The role of the HR team has evolved from a transaction- and process-based function focusing on personnel administration into a strategic partner that delivers HR solutions to the whole business.

Our HR professionals work with line organisations to provide strategic-level expertise in subjects such as manpower planning, talent management, organisation effectiveness, and efficient and cost-effective HR services. The focus of our corporate HR strategy is to create people advantage by providing a continuous flow of talent regardless of labour market conditions and talent shortages. HR plays a central role in building a performance culture by enhancing performance management and employee engagement.

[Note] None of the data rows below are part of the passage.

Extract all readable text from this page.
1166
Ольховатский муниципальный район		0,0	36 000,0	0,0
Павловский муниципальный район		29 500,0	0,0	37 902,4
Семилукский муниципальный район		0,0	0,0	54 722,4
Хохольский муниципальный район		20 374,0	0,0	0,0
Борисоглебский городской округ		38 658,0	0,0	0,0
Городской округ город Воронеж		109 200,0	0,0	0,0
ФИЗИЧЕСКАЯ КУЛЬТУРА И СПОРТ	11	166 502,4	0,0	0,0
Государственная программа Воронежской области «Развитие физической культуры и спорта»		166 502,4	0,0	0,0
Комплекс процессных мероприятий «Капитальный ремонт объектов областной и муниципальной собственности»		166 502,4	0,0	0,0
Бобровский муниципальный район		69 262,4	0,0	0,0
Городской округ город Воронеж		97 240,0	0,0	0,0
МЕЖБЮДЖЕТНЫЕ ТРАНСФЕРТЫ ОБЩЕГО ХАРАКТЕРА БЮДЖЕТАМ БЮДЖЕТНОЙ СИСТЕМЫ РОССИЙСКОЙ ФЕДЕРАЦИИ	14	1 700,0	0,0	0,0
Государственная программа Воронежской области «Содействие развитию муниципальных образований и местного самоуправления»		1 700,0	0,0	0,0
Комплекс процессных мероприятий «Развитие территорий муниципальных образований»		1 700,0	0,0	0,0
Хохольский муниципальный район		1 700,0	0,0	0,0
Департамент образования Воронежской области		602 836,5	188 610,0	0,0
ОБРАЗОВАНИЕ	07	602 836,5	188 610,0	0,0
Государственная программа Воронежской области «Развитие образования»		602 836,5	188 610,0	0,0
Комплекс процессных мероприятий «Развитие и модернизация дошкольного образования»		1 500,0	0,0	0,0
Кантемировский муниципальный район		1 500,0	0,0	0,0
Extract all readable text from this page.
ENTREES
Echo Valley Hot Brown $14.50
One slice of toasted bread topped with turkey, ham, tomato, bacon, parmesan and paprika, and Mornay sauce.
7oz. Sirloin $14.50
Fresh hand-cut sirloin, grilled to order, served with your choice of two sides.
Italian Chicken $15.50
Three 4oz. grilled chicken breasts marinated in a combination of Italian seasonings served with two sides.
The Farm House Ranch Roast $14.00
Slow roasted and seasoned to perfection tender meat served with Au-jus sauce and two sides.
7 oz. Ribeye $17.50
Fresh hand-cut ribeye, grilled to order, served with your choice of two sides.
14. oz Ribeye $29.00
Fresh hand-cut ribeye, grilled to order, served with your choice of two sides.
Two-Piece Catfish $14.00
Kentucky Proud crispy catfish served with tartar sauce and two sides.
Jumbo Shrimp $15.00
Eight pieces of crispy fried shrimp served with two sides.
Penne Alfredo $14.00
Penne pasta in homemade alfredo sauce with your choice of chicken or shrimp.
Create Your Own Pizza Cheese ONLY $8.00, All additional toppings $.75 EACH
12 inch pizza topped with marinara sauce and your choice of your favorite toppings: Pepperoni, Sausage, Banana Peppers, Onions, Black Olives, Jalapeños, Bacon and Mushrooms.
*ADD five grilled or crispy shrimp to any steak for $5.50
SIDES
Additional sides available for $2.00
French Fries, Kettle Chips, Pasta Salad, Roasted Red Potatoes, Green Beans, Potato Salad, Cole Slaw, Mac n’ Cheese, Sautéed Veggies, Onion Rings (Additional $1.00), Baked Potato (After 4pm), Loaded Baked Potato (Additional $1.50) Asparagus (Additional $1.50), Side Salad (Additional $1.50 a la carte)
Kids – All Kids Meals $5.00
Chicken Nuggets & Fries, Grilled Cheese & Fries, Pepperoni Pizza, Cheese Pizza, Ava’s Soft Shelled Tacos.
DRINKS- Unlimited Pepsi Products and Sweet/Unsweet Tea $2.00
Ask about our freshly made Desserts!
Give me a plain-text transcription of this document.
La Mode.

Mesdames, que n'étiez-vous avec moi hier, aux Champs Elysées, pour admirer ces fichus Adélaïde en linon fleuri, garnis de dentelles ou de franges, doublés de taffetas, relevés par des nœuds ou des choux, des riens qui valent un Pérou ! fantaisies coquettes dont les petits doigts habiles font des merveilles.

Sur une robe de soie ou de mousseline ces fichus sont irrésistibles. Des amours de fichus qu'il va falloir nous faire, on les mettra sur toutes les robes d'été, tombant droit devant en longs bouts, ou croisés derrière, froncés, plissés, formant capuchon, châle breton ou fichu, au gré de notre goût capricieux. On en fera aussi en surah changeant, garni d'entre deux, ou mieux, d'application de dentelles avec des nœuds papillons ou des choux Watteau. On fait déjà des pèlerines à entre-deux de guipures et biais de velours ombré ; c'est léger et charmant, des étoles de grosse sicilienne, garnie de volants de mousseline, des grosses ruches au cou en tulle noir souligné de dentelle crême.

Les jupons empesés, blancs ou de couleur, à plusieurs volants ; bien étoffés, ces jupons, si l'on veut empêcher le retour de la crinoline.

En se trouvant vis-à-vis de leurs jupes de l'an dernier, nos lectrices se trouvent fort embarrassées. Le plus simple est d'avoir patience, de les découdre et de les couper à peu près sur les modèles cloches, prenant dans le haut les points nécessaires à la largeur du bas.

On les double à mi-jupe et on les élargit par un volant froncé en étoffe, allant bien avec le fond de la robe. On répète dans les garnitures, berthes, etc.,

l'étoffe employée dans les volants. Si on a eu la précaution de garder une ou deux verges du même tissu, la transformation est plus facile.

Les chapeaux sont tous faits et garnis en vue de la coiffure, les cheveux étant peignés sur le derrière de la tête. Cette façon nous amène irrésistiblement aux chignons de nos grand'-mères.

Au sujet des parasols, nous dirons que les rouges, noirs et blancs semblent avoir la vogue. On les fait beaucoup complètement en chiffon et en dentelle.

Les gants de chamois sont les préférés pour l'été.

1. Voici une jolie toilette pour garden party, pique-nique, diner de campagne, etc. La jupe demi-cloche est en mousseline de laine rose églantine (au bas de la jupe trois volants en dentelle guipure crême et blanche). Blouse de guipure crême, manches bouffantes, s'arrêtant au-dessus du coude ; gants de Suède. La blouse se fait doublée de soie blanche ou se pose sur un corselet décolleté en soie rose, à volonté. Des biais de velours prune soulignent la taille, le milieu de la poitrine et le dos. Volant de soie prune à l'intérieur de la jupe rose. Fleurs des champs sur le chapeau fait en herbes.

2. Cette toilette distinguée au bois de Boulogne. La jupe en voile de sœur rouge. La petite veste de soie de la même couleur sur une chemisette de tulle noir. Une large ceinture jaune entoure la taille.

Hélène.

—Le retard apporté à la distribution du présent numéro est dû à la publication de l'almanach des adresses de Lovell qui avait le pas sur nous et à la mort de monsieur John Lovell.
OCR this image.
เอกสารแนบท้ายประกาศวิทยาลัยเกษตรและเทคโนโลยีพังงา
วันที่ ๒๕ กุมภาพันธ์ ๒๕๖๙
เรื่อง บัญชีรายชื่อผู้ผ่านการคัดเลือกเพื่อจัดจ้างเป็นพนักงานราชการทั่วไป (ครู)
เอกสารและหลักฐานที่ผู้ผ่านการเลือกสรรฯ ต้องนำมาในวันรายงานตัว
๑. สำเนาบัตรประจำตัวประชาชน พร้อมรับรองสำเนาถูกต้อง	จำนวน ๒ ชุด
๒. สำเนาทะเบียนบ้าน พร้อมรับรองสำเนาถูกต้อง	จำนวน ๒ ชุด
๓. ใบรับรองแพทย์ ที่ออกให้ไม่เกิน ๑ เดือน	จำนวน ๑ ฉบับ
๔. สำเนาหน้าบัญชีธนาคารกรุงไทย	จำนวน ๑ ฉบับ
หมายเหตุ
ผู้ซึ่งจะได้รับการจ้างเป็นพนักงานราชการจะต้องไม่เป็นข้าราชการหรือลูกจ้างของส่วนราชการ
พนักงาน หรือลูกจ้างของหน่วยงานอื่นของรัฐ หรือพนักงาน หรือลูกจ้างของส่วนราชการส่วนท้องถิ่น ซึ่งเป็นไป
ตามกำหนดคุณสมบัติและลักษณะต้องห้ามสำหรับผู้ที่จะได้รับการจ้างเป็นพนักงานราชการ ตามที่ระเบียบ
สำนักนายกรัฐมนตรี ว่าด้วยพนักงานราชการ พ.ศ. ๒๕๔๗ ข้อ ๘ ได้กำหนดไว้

Our strong HR capabilities have, over the years, assured the company’s prominent position as a reliable oil supplier, an employer of choice, and one of the most admired companies worldwide. 

Why are your people important to you?

Human capital is what constitutes the real basis for prosperity. Research has shown that the difference between successful and not-so-successful companies is the quality of their talent and strength of their human resources capabilities. Companies that fail to develop the talents of their people or don’t utilise them effectively risk losing their competitive advantage to those who do.

Ultimately, it’s individuals and their remarkable skills and talents who drive organisational performance to new heights. We have been successful in this area because we consider our talent development a central element in our business strategy and it’s placed at the top of our business goals, along with maximising profitability and sustaining reliability of supply.

Our success and sustained prosperity ultimately comes from the minds, hearts and hands of our people.